25 Sept 2022

Kildare councillor: New findings from National Youth Council of Ireland 'paints a bleak picture'

Kildare councillor: New findings from National Youth Council of Ireland 'paints a bleak picture'

Social Democrats councillor Chris Pender. Pic supplied.

New findings from National Youth Council of Ireland 'paints a bleak picture', one Kildare councillor has said.

Social Democrats Cllr Chris Pender expressed his concerns in recent statement, three weeks after he said that better information is needed in relation to housing crisis in County Kildare.

His statement read: "According to the Red C research findings, more than 70 per cent of young people aged 18 to 24 are thinking about moving abroad for a better quality of life."

"But, worryingly, eight in ten surveyed said they were fearful for the future, with 50 per cent reporting worse mental health due to the cost of living crisis."

The Newbridge-based politician continued: "Almost half of those who participated in the study said they struggled to make ends meet.

"In addition, many believe the housing situation is now worse than it was six months ago.

"These findings are particularly concerning given that young people sacrificed so much during the pandemic, from disrupting their education to missing out on important milestones and lack of socialisation.

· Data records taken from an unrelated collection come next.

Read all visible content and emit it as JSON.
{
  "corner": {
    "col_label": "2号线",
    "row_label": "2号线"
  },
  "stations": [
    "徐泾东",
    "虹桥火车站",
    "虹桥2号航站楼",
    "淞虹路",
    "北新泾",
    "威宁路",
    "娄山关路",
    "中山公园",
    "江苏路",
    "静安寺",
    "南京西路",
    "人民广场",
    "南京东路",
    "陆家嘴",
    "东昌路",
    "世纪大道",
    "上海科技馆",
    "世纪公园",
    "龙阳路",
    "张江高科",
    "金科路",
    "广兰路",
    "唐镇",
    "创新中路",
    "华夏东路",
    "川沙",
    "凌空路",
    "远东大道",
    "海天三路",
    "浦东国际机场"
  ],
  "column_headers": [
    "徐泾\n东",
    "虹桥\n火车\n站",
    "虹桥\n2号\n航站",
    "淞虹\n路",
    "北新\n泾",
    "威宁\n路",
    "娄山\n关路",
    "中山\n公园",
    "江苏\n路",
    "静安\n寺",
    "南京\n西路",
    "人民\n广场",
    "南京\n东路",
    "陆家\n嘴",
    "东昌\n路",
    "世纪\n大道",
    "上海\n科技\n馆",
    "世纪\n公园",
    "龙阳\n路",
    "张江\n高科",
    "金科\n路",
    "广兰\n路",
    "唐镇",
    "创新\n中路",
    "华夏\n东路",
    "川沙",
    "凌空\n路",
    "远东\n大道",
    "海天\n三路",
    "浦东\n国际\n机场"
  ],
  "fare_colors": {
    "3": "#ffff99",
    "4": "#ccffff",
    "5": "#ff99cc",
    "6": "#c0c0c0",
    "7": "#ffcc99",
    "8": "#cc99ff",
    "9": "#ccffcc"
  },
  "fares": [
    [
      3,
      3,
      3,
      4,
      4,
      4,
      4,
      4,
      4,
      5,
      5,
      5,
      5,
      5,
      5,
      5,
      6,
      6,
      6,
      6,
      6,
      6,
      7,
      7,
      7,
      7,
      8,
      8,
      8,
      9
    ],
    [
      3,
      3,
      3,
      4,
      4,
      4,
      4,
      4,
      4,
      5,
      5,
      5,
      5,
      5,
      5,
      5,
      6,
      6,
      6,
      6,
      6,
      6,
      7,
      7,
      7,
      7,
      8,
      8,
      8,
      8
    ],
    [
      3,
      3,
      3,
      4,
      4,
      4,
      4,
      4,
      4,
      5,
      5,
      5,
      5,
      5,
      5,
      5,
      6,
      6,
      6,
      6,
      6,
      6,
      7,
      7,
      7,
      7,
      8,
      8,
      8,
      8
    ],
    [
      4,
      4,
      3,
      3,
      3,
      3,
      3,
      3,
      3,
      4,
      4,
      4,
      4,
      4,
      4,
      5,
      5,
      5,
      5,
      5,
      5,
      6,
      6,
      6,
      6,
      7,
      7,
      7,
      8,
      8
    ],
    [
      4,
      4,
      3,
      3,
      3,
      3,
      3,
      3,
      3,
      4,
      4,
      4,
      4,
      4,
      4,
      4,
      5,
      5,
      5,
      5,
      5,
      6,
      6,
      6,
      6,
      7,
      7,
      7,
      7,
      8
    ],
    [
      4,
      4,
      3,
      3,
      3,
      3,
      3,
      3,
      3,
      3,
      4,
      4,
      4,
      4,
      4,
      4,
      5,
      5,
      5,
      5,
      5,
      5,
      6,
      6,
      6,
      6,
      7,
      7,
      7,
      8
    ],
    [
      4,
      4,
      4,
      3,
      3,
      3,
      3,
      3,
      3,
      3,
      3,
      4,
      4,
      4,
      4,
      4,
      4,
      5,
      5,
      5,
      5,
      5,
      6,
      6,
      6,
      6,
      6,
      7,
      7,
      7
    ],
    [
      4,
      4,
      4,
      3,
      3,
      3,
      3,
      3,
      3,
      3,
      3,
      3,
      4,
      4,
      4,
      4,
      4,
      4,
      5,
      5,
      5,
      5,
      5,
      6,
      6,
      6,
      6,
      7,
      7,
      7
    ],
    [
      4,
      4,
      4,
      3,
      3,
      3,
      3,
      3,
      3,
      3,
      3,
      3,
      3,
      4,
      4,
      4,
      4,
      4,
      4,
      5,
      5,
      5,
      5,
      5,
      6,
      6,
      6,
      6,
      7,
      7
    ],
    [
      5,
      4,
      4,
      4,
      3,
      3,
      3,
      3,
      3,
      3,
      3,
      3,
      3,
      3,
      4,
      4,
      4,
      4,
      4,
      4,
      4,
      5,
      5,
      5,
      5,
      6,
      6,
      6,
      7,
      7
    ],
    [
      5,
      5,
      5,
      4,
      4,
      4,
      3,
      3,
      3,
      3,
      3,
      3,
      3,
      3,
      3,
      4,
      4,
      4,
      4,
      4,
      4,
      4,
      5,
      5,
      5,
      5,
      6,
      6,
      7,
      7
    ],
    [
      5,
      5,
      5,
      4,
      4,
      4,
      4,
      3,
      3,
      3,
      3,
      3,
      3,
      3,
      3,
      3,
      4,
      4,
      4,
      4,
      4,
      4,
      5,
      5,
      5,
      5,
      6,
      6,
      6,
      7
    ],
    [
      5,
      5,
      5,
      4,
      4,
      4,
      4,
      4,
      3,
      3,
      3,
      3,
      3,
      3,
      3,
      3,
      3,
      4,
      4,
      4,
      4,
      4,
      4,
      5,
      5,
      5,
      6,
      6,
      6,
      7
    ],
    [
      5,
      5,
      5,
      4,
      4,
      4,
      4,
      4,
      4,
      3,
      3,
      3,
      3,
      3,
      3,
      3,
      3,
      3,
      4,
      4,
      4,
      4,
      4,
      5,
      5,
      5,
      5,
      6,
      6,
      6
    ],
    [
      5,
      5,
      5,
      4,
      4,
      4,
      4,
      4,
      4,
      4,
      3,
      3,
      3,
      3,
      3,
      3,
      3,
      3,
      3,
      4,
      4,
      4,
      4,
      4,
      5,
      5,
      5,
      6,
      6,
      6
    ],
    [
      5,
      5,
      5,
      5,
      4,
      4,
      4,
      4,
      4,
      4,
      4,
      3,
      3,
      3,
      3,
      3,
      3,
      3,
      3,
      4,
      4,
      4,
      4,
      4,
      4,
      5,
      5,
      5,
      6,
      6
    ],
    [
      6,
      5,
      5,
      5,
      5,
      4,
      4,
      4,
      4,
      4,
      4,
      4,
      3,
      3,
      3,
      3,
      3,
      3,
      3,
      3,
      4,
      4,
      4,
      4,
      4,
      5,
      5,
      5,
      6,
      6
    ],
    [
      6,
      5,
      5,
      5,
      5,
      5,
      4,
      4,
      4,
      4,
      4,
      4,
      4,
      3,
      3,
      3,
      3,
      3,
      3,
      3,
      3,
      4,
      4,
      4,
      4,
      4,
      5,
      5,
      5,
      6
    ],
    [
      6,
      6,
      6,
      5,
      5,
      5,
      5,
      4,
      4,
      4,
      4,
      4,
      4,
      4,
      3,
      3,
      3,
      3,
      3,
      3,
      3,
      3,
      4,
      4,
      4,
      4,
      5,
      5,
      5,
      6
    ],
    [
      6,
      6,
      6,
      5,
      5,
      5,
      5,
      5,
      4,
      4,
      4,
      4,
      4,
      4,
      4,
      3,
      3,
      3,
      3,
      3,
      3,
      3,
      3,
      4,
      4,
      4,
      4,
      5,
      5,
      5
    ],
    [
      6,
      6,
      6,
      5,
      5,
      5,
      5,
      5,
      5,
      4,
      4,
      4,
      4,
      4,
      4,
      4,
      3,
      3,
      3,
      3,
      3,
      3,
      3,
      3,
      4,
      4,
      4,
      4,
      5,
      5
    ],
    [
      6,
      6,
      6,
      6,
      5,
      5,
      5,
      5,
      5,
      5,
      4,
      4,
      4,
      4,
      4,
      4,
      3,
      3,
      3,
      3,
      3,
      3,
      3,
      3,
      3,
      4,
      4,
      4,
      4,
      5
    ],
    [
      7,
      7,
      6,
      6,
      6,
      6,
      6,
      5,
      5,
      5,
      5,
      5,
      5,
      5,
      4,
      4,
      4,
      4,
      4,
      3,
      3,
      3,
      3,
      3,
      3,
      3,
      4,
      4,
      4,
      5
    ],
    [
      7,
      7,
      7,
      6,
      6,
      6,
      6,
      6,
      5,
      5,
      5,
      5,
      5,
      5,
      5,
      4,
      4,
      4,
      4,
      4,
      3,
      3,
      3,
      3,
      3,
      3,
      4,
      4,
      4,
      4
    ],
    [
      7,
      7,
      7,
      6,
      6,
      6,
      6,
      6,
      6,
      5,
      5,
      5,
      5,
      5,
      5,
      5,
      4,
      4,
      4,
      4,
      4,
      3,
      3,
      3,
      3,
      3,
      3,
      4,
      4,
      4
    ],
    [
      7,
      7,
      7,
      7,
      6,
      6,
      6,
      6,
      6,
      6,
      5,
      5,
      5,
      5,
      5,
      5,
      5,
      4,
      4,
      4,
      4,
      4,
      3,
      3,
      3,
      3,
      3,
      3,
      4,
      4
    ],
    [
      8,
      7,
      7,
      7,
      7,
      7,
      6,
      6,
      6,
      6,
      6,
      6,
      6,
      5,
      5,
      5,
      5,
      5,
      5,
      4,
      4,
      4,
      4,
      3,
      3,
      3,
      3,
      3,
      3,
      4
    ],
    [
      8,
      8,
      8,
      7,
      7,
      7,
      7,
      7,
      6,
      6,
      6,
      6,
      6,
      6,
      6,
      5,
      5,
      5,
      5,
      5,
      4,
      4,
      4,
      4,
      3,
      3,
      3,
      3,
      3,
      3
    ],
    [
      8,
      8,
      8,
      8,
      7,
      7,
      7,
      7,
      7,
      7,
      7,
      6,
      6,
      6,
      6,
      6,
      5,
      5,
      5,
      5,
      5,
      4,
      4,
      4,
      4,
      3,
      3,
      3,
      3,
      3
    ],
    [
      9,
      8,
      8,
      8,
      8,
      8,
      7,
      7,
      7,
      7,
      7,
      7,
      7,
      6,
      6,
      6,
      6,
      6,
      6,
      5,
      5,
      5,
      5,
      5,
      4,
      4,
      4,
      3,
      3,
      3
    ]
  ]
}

Cllr Pender said that the survey results reveal the 'harsh reality' of young people's experiences of living in Ireland: "We risk becoming a nation of emigrants again due to failed Government policy in several areas impacting our youth, including housing, education, low pay, and transport."

"The reality of owning — or even renting — a home is nothing more than a pipe dream for many young people today: my generation is the first in recent history where our quality of life will be worse than our parent's.

"Even once dependable jobs, such as teaching or working in healthcare, do not pay enough to meet rent and living expenses in Dublin and other cities.

"As a result, schools are crying out for new teachers, and the HSE is finding it increasingly challenging to recruit recent graduates.

"Young people clearly believe they will enjoy a better quality of life in places like Canada, Australia and New Zealand, so it's hardly surprising seven out of ten would consider relocating abroad.

He also said that the situation is 'even starker in rural areas', where young people move away for college at 18 and may never return.'

Cllr Pender said that additional schemes and incentives are needed in order to retain young people across a range of key professions — 'which will require further investment in third-level education, apprenticeships and affordable housing,' he added.